The more detailed that data becomes and the more closely that avatar resembles and represents the actual user, the more this becomes a question of who owns the user’s identity, the biometric and spatial information that the user provides to the system.

The more detailed that data becomes and the more closely that avatar resembles and represents the actual user, the more this becomes a question of who owns the user’s identity, the biometric and spatial information that the user provides to the system.

  1. Financial money laundering, scams:  the current state of cryptocurrencies and NFTs paints a scary picture of the future. 
  2. Harassment
  3. Terrorism:  Europol foresees that terrorist organizations will use it as recruiting services and a training playground.
  4. Mis- and disinformation
  5. Feasibility of monitoring and logging evidence:  This will be a challenging task.
  6. Impact in the physical world.  This will be an extraordinary playground for attackers.  Device manufacturers will have to put countermeasures from the start.

An immersive XR experience provides an opportunity to influence a user in the physical world through the manipulation of the virtual environment.  Users can be tricked into hitting objects and walls, or being moved to another physical location, through what is called a ‘Human Joystick Attack’.  A perhaps simpler way is to alter the boundaries of a user’s virtual world through a ‘Chaperone Attack’.  A third attack type is the ‘Overlay Attack’, in which the attacker takes complete control over the user’s virtual environment and provides their own overlay – the input which defines what users see and perceive in a virtual environment.
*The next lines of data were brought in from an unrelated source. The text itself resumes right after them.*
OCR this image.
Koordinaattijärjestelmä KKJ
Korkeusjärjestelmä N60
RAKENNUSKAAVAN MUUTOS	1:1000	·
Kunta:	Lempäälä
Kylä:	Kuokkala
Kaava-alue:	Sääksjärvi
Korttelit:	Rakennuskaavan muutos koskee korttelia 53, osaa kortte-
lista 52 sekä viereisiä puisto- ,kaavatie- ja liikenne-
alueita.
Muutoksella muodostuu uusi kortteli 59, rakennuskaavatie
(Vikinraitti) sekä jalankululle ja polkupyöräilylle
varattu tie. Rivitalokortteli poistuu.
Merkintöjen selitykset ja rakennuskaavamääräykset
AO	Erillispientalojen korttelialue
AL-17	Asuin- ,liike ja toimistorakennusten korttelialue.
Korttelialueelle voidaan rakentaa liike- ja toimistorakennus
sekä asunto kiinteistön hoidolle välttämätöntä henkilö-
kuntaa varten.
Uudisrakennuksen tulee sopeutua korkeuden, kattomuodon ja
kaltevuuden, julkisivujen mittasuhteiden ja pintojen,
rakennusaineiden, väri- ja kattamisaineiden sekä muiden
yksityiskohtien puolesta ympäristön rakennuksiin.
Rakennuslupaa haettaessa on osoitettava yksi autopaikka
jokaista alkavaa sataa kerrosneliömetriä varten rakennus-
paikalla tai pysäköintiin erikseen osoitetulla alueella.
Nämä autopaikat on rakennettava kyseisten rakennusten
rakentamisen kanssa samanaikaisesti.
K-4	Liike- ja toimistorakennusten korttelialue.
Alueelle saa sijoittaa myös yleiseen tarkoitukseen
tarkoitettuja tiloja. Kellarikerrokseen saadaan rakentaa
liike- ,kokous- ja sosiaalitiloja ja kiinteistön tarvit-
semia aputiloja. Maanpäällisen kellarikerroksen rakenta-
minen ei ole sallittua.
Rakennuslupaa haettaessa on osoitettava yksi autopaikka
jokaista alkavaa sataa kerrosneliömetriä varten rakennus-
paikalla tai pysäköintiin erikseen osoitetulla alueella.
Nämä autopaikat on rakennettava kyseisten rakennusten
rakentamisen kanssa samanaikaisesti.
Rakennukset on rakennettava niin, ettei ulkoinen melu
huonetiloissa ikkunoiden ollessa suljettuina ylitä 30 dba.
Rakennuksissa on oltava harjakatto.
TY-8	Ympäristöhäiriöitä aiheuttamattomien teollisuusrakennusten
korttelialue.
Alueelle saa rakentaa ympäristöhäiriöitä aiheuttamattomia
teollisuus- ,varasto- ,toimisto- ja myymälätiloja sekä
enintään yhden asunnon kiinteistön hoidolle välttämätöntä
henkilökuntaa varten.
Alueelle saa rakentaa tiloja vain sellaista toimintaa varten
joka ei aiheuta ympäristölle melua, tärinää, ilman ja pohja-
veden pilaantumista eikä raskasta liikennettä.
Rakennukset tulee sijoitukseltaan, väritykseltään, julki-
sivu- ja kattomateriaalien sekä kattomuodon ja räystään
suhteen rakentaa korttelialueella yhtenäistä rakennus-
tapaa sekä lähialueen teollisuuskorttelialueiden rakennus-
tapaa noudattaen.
The report highlighted the need of moderation.  It explained that the challenge will be larger than the current one for Web 2.0

It will not just be a matter of moderating vastly more content, but also of behaviour, which is both ephemeral in nature and even more context-dependent than the content we are currently used to

This report is a must-read for anyone interested in security for Web 3.0 and the metaverse(s).  It is not technical and provides a long list of worrying issues.  The mere fact that Europol publishes on the topic is already a good indicator that this matter will be critical in the future.